To co oglądałem z seriali, dalej oglądam i będę oglądał? Skoro świętego Graala tutejszych użytkowników nie widziałem? Przygodę z serialami z Zachodu zacząłem chyba od Simpsonów.
Tylko dla formalności powiem, że opowiada o (nie tak) nudnej egzystencji Simpsonów z Springfield i ich znajomych. Rodzinka to otyły Homer z IQ 55, ten gość, ledwo się rano obudzi, już szuka czegoś co ma dziurkę (pączka, a co myślałeś, zboczeńcu?); małżonka o dziwnej niebieskiej fryzurze Marge, zrzędliwa i rujnująca zabawę i ich dzieci: Lisa, typowy nerd, grzeczna uczennica i outsiderka; Maggie, dziecko które nie powiedziało ani jednego słowa, ale za kulisami depczącą po piętach Chuckowi Norrisowi i Bart, najstarszy z rodzeństwa, pakujący się w kłopoty rozrabiaka. Brzmi za mało kontrowersyjnie jak na XXI wiek? Może i tak, w końcu to serial, który stażem nie obroni się tylko przed Scooby Doo. Ale i tak jak dla mnie, moc tego serialu kręci się wokół celnych parodii z popkultury i ostatnich wydarzeń i oczywiście świetnych postaciach drugoplanowych. Z tych, najbardziej lubię Moe, depresyjnego i samotnego barmana, w którym upija się co drugi wieczór Homer i Apu, hinduskiego imigranta prowadzącego Kwik E Mart, sklepik, w którym 'świeże' mleko nie musi być już w stanie ciekłym. Ten szczęściarz ma też ośmioro dzieci. A to wszystko za jednym zamachem. Nie ma to jak troskliwi znajomi, dosypujący jemu i jego żonie środki na płodność
Moim ulubionym sezonem pozostanie już pewnie na zawsze genialny sezon 4, z Homerem ateistą na podium. Sielanka Simpsonów nie trwała jednak wieki. Jak każdy serial, tak i ten trochę spoczął na laurach po kilku sezonach. Około sezonu 15 nie było już w ogóle porównania do pierwszych, najbardziej odkrywczych. Dno i kilometr mułu reprezentowały sezon 19 czy 20. Dla tych, którzy nie mogli już na to patrzeć i przestali oglądać, mam kolejne 'good news' - nowy sezon się trochę poprawił (21).
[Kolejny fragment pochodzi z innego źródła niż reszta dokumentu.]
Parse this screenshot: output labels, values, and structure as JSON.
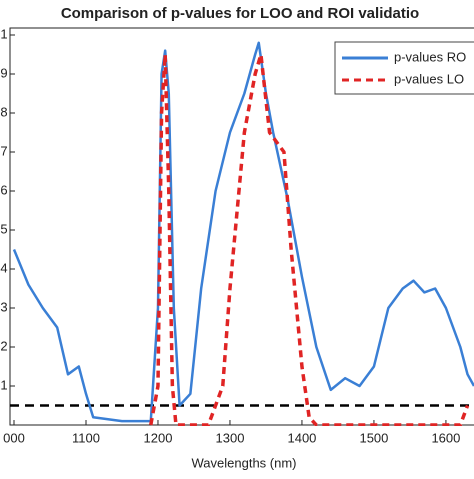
{
  "chart_data": {
    "type": "line",
    "title": "Comparison of p-values for LOO and ROI validatio",
    "xlabel": "Wavelengths (nm)",
    "xlim": [
      1000,
      1639
    ],
    "ylim": [
      0,
      1
    ],
    "xticks": [
      {
        "value": 1000,
        "label": "000"
      },
      1100,
      1200,
      1300,
      1400,
      1500,
      1600
    ],
    "yticks": [
      {
        "value": 0.1,
        "label": "1"
      },
      {
        "value": 0.2,
        "label": "2"
      },
      {
        "value": 0.3,
        "label": "3"
      },
      {
        "value": 0.4,
        "label": "4"
      },
      {
        "value": 0.5,
        "label": "5"
      },
      {
        "value": 0.6,
        "label": "6"
      },
      {
        "value": 0.7,
        "label": "7"
      },
      {
        "value": 0.8,
        "label": "8"
      },
      {
        "value": 0.9,
        "label": "9"
      },
      1
    ],
    "threshold": 0.05,
    "threshold_color": "#000000",
    "legend": "upper right",
    "series": [
      {
        "name": "p-values RO",
        "color": "#3a7fd5",
        "dashed": false,
        "x": [
          1000,
          1020,
          1040,
          1060,
          1075,
          1090,
          1100,
          1110,
          1150,
          1190,
          1200,
          1205,
          1210,
          1215,
          1222,
          1230,
          1245,
          1260,
          1280,
          1300,
          1320,
          1335,
          1340,
          1350,
          1360,
          1380,
          1400,
          1420,
          1440,
          1460,
          1480,
          1500,
          1520,
          1540,
          1555,
          1570,
          1585,
          1600,
          1620,
          1630,
          1639
        ],
        "values": [
          0.45,
          0.36,
          0.3,
          0.25,
          0.13,
          0.15,
          0.08,
          0.02,
          0.01,
          0.01,
          0.3,
          0.9,
          0.96,
          0.85,
          0.3,
          0.05,
          0.08,
          0.35,
          0.6,
          0.75,
          0.85,
          0.95,
          0.98,
          0.85,
          0.75,
          0.58,
          0.38,
          0.2,
          0.09,
          0.12,
          0.1,
          0.15,
          0.3,
          0.35,
          0.37,
          0.34,
          0.35,
          0.3,
          0.2,
          0.13,
          0.1
        ]
      },
      {
        "name": "p-values LO",
        "color": "#e02424",
        "dashed": true,
        "x": [
          1190,
          1200,
          1205,
          1210,
          1215,
          1220,
          1225,
          1270,
          1290,
          1300,
          1320,
          1335,
          1343,
          1355,
          1375,
          1385,
          1400,
          1410,
          1420,
          1620,
          1630
        ],
        "values": [
          0.0,
          0.1,
          0.8,
          0.95,
          0.6,
          0.1,
          0.0,
          0.0,
          0.1,
          0.35,
          0.75,
          0.9,
          0.95,
          0.75,
          0.7,
          0.45,
          0.15,
          0.02,
          0.0,
          0.0,
          0.05
        ]
      }
    ]
  }
}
Myślę, że to dobrze zwiastuje przyszłości Simpsonków
Tak, Simpsonki to mój "sentymentalny" serialik, ale słowo się rzekło, że oglądałem tego mnóstwo, to wywodu na tym nie skończę. Kolejne wykorzystane przeze mnie do ostatnich sekund seriale, to:
- Futurama - Kolejny serial animowany od Matta Groening'a, twórcy Simpsonów! Całość kręci się wokół nieudacznika Fry'a, który dzięki niecodziennej hibernacji z 2000 roku, trafił do odległej przyszłości. Tutaj postacie drugoplanowe jeszcze bardziej wymiatają. Bender, niepoprawny, seksistowski robot-zginacz, Leila, kobieta - cyklop, uroczy jamajski księgowy, stary profesorek, pokazujący swe ciałko, a już doktor, którego imienia nie odważę się wymówić... Serial nieszczególnie znany, a to duża strata nie znać "Good news, everyone". Jeśli ktoś nie kojarzy nic, o czym tu piszę, a chce poznać - niech zacznie właśnie od Futuramy
http://www.youtube.com/watch?v=fn6i3MvKrVk&feature=related - doktor.... no dobra powiem, Zoidberg
- Family Guy & American Dad - tą parę omówię wspólnie. To też seriale animowane dla dorosłych i także spajające nazwisko autora - Seth MacFarlane. Pierwszy opowiada o losach zwyczajnej amerykańskiej rodzinki z małego miasteczka w USA (skąd my to znamy? patrz wyżej), czyli gadający pies Briana, diaboliczny Stewie (image z pierwszych sezonów jest dla mnie lepszy, bardziej złowrogi), Peter, niepoprawny, infantylny grubas, Chris i prześladująca go Evil Monkey From My Closet, Meg, nad którą znęca się także jej rodzina i nie mająca za wiele moralności pani domu, Lois. American Dad to natomiast opowieść o losach agenta CIA Stana Smitha, który posiada najdziwniejszą w świecie seriali rodzinkę - piękna żona Francine, nerdowaty syn Steve, liberalna i buntownicza córka Hayley, ocalony z Area 51 przez Stana kosmita Roger i rybka z przeszczepionym mózgiem niemieckiego skoczka narciarskiego (nie pytajcie). Chociaż pierwsze sezony były lepiej wyważone, zwłaszcza w przypadku American Dad, a ostatnie są za bardzo chamskie i prostackie, jakieś lepsze skecze da się jeszcze spokojnie znaleźć w nowych odcinkach. Podaje jeden 'nowszy'. Mi akurat bardzo się podoba, to parodia osławionej przez media kasety, na której Christian Bale wrzeszczy na jednego pracownika. Z tym, że tym pracownikiem jest tu Peter Jest się z czego pośmiać jak zna się angielski (albo serial i napiprojekt ^^), podaję link.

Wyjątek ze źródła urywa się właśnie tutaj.